Renewable energy technologies contribute only a modest proportion of electricity supply in the Mekong region, with the exception of medium and large-scale hydropower, small-scale renewables, and one or two turn-key projects (e.g. the 73MW Lopburi solar plant in Thailand, currently the largest in the world). The region has, however, considerable potential for renewables using both relatively mature technologies (such as wind and solar photovoltaic) and emerging technologies (such as solar thermal). Both Vietnam and Thailand have harnessed less than 10% of the renewable energy potential that could be realized by 2030. Meanwhile, there is a growing demand for power and high levels of investment, which offer the potential for developing sustainable renewable power technologies.

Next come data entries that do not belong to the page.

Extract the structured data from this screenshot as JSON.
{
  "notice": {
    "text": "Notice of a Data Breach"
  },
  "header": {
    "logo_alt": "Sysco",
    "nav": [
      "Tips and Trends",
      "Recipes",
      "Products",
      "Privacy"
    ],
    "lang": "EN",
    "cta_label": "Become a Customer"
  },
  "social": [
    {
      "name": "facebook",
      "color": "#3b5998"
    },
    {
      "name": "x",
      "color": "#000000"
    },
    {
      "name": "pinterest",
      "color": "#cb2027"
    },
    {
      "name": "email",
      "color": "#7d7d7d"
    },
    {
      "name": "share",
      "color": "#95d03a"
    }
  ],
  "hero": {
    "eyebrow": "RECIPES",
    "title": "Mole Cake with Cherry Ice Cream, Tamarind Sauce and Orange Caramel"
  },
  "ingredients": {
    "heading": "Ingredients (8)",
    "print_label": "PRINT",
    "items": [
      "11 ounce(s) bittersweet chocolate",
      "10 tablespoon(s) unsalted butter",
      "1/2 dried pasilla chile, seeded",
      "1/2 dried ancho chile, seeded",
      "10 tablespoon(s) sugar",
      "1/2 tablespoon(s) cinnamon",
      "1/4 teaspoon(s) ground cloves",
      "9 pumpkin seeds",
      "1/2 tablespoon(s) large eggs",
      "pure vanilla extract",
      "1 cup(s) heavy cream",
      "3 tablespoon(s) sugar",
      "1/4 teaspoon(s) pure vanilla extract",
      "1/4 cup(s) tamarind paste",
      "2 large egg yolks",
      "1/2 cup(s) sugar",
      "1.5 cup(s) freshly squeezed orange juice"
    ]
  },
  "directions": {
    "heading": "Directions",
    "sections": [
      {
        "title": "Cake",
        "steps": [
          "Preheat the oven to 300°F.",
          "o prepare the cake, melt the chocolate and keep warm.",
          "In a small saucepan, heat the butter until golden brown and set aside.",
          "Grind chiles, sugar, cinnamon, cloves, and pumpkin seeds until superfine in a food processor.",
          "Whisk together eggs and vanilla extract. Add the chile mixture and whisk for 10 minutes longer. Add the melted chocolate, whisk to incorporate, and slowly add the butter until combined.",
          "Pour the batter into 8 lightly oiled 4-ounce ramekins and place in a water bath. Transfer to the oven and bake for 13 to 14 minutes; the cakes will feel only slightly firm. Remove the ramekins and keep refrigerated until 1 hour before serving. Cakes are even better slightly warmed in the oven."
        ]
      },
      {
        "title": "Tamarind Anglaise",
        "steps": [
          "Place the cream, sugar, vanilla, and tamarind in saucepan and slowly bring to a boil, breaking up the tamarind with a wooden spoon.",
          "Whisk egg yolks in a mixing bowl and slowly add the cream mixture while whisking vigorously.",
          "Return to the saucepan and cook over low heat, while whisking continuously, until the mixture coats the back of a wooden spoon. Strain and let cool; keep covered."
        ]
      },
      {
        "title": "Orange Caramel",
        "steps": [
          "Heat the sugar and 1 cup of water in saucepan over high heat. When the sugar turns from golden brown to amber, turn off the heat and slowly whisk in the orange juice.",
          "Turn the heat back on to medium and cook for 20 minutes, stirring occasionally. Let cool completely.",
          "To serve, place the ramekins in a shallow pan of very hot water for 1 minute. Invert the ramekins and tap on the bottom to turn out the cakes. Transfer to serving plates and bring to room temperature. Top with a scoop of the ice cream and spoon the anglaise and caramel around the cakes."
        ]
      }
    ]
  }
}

The Mekong Project on ‘Potential for Increasing the Role of Renewables in Mekong Power Supply’ (MK14) sought to promote the deployment of more sustainable and equitable renewable energy generation technologies as an alternative to medium and large-scale hydropower. It worked to analyze the key barriers to the deployment of renewable energy in the region and aimed to recommend ways to overcome them.
MK14 was led by the International Centre for Environmental Management (ICEM), working in partnership with the Lao Institute for Renewable Energy, Palang Thai and the Energy Research Institute, and Cambodian Consulting Development Engineering.